But paid parking has been expanded this year to include various blocks inland of Ocean Avenue, and without the availability of residential parking permits, some residents who have relied on free on-street parking say they will now have to pay to park outside their homes or hunt for a free parking spot somewhere farther from the beach and their front doors.

“We’re not opposed to them raising funds for the town through tourism, but for the working class people who live in town, I don’t think it’s fair to them,” said Michael Boyce, who lives on a block of 5th Avenue — a block west of the beach where paid parking will be in effect for the first time this year.

Boyce lives in one of 30 apartments in a building with just 23 on-site parking spaces, and relies on on-street parking.
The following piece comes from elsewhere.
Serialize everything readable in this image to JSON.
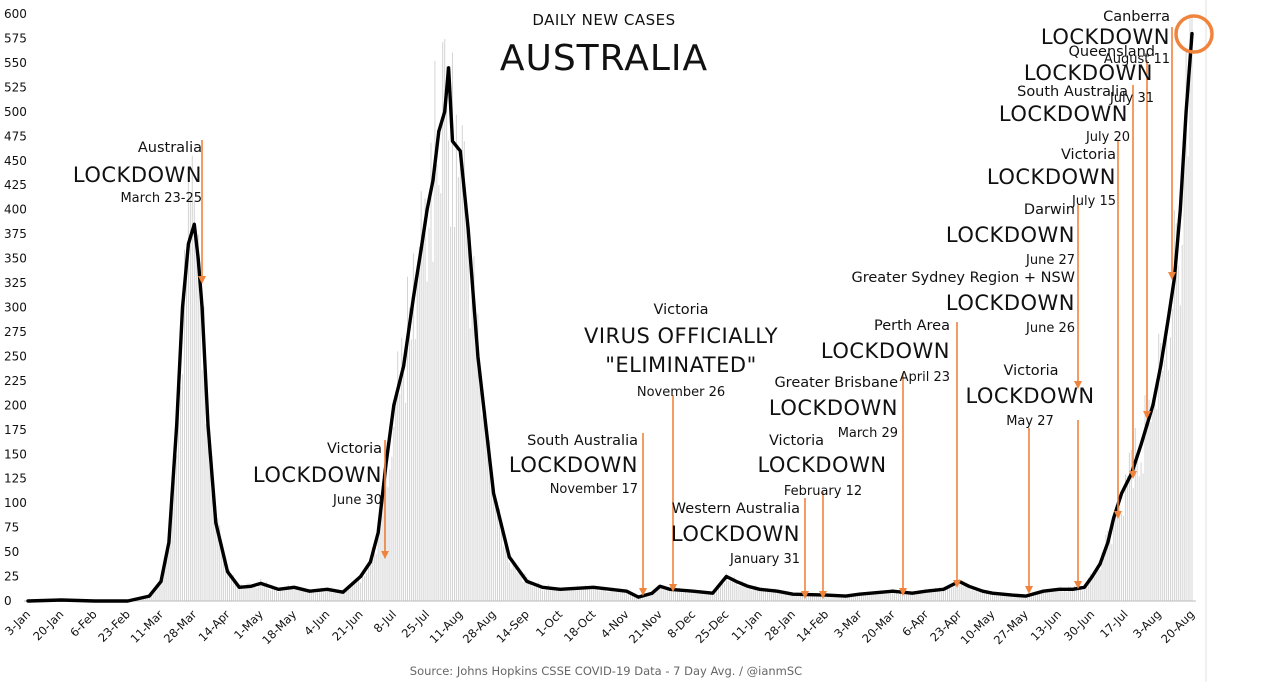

He works from home as the events manager for Grand Center Terminal, so his car is typically parked on the block all day. At $2-an-hour for the 15-hour metered period, the new fees would cost him $30 a day, seven days a week.

He rents his apartment and does not pay property taxes to the borough. But he assumes that his landlord does. So, to Boyce, having to pay for parking while contributing to borough coffers indirectly through his rent seems unfair. He said neighbors who do pay property taxes feel the same way.

“One homeowner on 6th Avenue, he’s not a big fan of it, because he’s only got one spot in his driveway,” Boyce said.

Parking in some areas, including on the borough’s Shark River waterfront, near the Marina Grill along Route 35, will also cost $2 an hour, though during different hours, from 4 p.m. to 2 a.m.